Decisão é da ministra Cármen Lúcia, do STF / Foto: Reprodução

A ministra Cármen Lúcia, do Supremo Tribunal Federal (STF), negou pedido de trancamento de ação penal contra uma estudante maranhense acusada de fraudar bolsas de estudos na Universidade Ceuma, através do Programa Universidade para Todos (ProUni). A decisão foi publicada na última sexta-feira, 18, nos autos do Habeas Corpus (HC) nº 277.215, com fundamento na jurisprudência consolidada da Corte.

De acordo com a denúncia apresentada à Justiça Federal pelo Ministério Público Federal (MPF) e à qual o blog do Isaías Rocha teve acesso, o crime teria ocorrido entre fevereiro de 2018 e fevereiro de 2020. Segundo o Parquet, mediante fraude, a estudante conseguiu se matricular, simultaneamente, em dois cursos superiores, um vinculado à Universidade CEUMA e o outro à Universidade Federa do Maranhão – UFMA, em afronta ao Decreto nº 5.493/2005, que veda tal acumulação.

Contexto

O órgão ministerial destacou que a denunciada estava listada como aluna ativa no curso de Serviço Social da UFMA, frequentando o nono semestre em 2019.4, com previsão de rmino para o semestre letivo de 2021.2. Simultaneamente, ela encontrava-se matriculada regularmente no Ceuma para o primeiro semestre letivo de 2020, no terceiro período do curso de Direito/Noturno, na unidade do Anil. Além disso, a instituição de ensino superior privada comunicou que a estudante era beneficiária de uma bolsa do ProUni de 50% para o curso de Administração no período noturno, também na mesma unidade.

Prejuízo

Por esse motivo, o MPF aponta que a reparação dos danos causados inclui a mensalidade do curso de Direito/Noturno, que era de R$ 1.578,73 em 2018, ano em que a denunciada completou o segundo semestre integralmente com uma bolsa integral. Em 2019, conforme o o defensor da ordem jurídica, a mensalidade foi de R$ 1.686,08, com a mesma frequência completa, gerando um prejuízo total de pelo menos R$ 29.705,34.

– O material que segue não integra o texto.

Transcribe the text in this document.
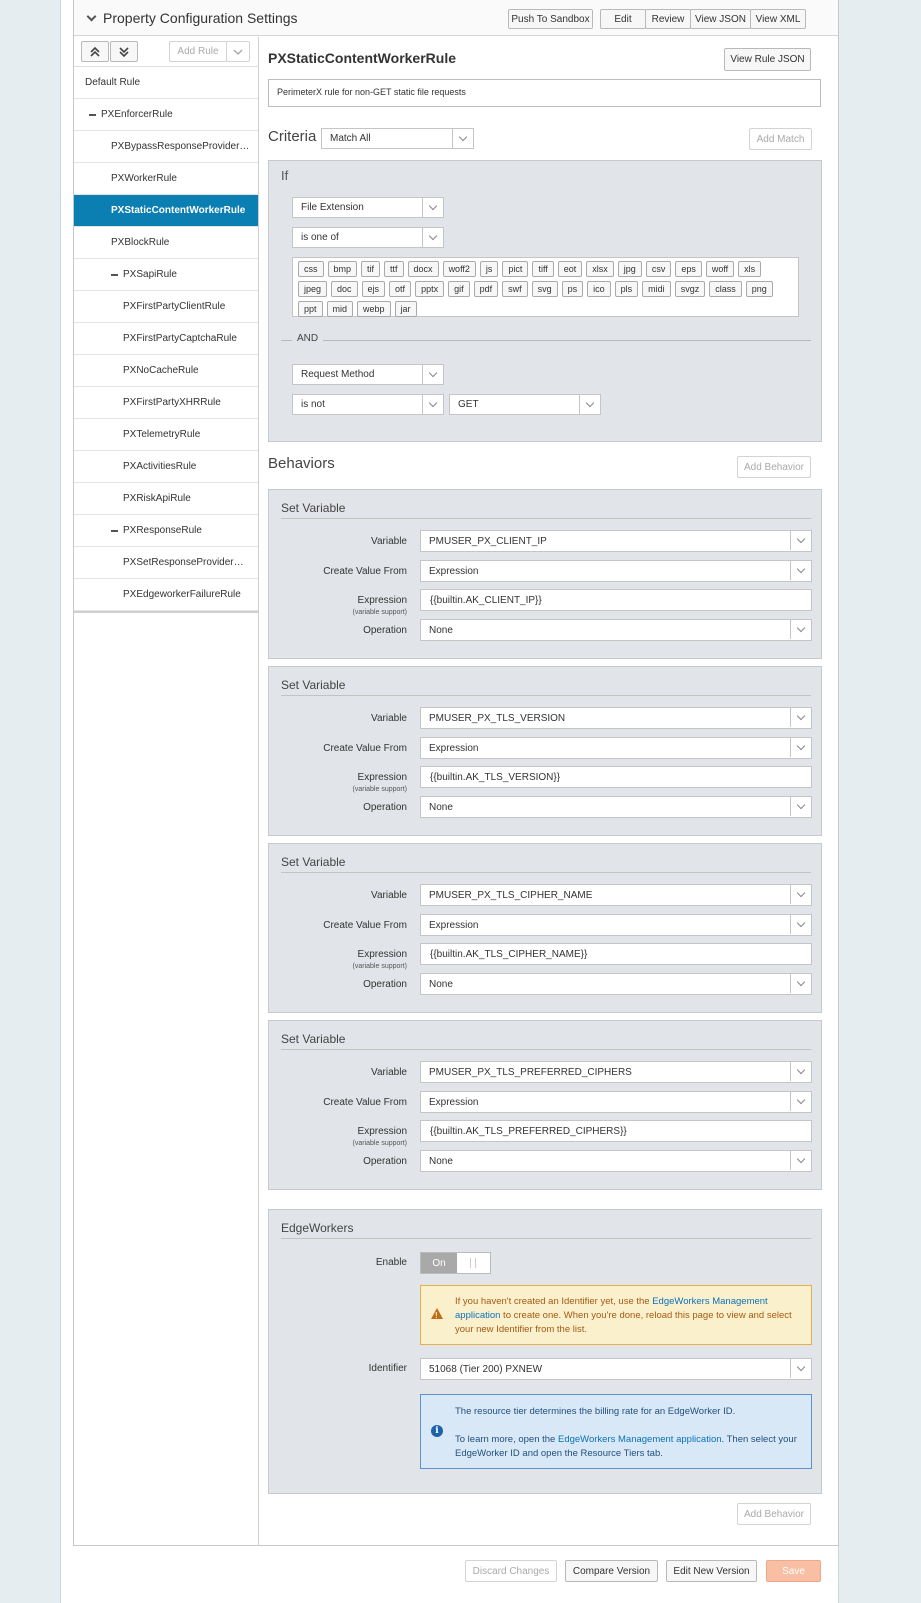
Property Configuration Settings	Push To Sandbox	Edit	Review	View JSON View XML
Add Rule
Default Rule
PXEnforcerRule
PXBypassResponseProvider…
PXWorkerRule
PXStaticContentWorkerRule
PXBlockRule
PXSapiRule
PXFirstPartyClientRule
PXFirstPartyCaptchaRule
PXNoCacheRule
PXFirstPartyXHRRule
PXTelemetryRule
PXActivitiesRule
PXRiskApiRule
PXResponseRule
PXSetResponseProvider…
PXEdgeworkerFailureRule
PXStaticContentWorkerRule	View Rule JSON
PerimeterX rule for non-GET static file requests
Criteria Match All	Add Match
If
File Extension
is one of
css	bmp	tif	ttf	docx	woff2	js	pict	tiff	eot	xlsx	jpg	csv	eps	woff	xls
jpeg	doc	ejs	otf	pptx	gif	pdf	swf	svg	ps	ico	pls	midi	svgz	class	png
ppt	mid	webp	jar
AND
Request Method
is not	GET
Behaviors	Add Behavior
Set Variable
Variable PMUSER_PX_CLIENT_IP
Create Value From Expression
Expression
(variable support)
{{builtin.AK_CLIENT_IP}}
Operation None
Set Variable
Variable PMUSER_PX_TLS_VERSION
Create Value From Expression
Expression
(variable support)
{{builtin.AK_TLS_VERSION}}
Operation None
Set Variable
Variable PMUSER_PX_TLS_CIPHER_NAME
Create Value From Expression
Expression
(variable support)
{{builtin.AK_TLS_CIPHER_NAME}}
Operation None
Set Variable
Variable PMUSER_PX_TLS_PREFERRED_CIPHERS
Create Value From Expression
Expression
(variable support)
{{builtin.AK_TLS_PREFERRED_CIPHERS}}
Operation None
EdgeWorkers
Enable	On
!
If you haven't created an Identifier yet, use the EdgeWorkers Management application to create one. When you're done, reload this page to view and select your new Identifier from the list.
Identifier 51068 (Tier 200) PXNEW
i
The resource tier determines the billing rate for an EdgeWorker ID.
To learn more, open the EdgeWorkers Management application. Then select your EdgeWorker ID and open the Resource Tiers tab.
Add Behavior
Discard Changes	Compare Version	Edit New Version	Save
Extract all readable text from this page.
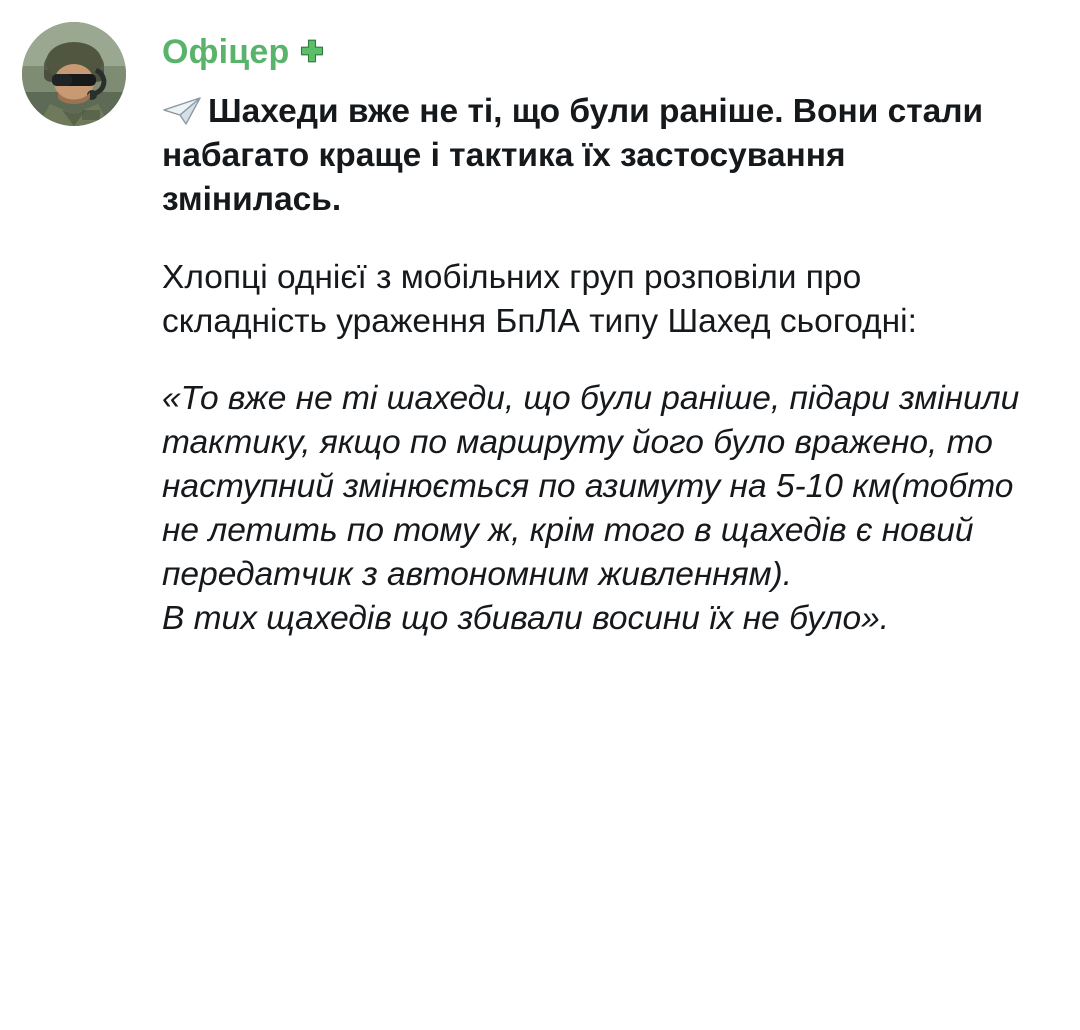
Офіцер

Шахеди вже не ті, що були раніше. Вони стали набагато краще і тактика їх застосування змінилась.

Хлопці однієї з мобільних груп розповіли про складність ураження БпЛА типу Шахед сьогодні:

«То вже не ті шахеди, що були раніше, підари змінили тактику, якщо по маршруту його було вражено, то наступний змінюється по азимуту на 5-10 км(тобто не летить по тому ж, крім того в щахедів є новий передатчик з автономним живленням).

В тих щахедів що збивали восини їх не було».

“Este valor não considera a bolsa de 50% para o curso de Administração/Noturno no primeiro semestre de 2018, nem o custo da matrícula de 2020 que foi realizada, mas posteriormente trancada”, diz trechos da denúncia.

ANPP rejeitado

Com a proposta de Acordo de Não Persecução Penal (ANPP) rejeitada pela defesa, a denúncia foi aceita em 31 de maio de 2022. Contudo, a decisão foi contestada através de habeas corpus julgado pelo Tribunal Regional Federal da 1ª Região (TRF1) e por meio de recurso ordinário, que foi analisado no acórdão do Superior Tribunal de Justiça (STJ).

Tese da defesa

No habeas corpus com requerimento de medida liminar, impetrado no STF na última quinta-feira, 17, em nome da acusada, o advogado André Victor Pires Machado reitera o pedido de arquivamento da ação penal. O defensor alegou que a tese defendida não questiona a inconstitucionalidade do decreto, mas sim a atipicidade devido à ausência de uma lei formal, indicando que a conduta atribuída não era proibida por lei na época dos acontecimentos.

Improcedente

Ao analisar o pedido, Cármen Lúcia declarou que a jurisprudência prevê a possibilidade de negar seguimento a um habeas corpus que seja claramente inadmissível, improcedente ou em desacordo com a jurisprudência dominante, ainda que tal decisão esteja sujeita a um recurso de agravo regimental.

Sem segredo

Em sua decisão, a relatora determinou o levantamento do segredo de justiça, argumentando que não existemrequerimentos de prisão, busca e apreensão, quebra de sigilo telefônico, bancário, fiscal e telemático, interceptação telefônica, entre outras medidas cautelares“, que serão processadas e analisadas separadamente e sob sigilo.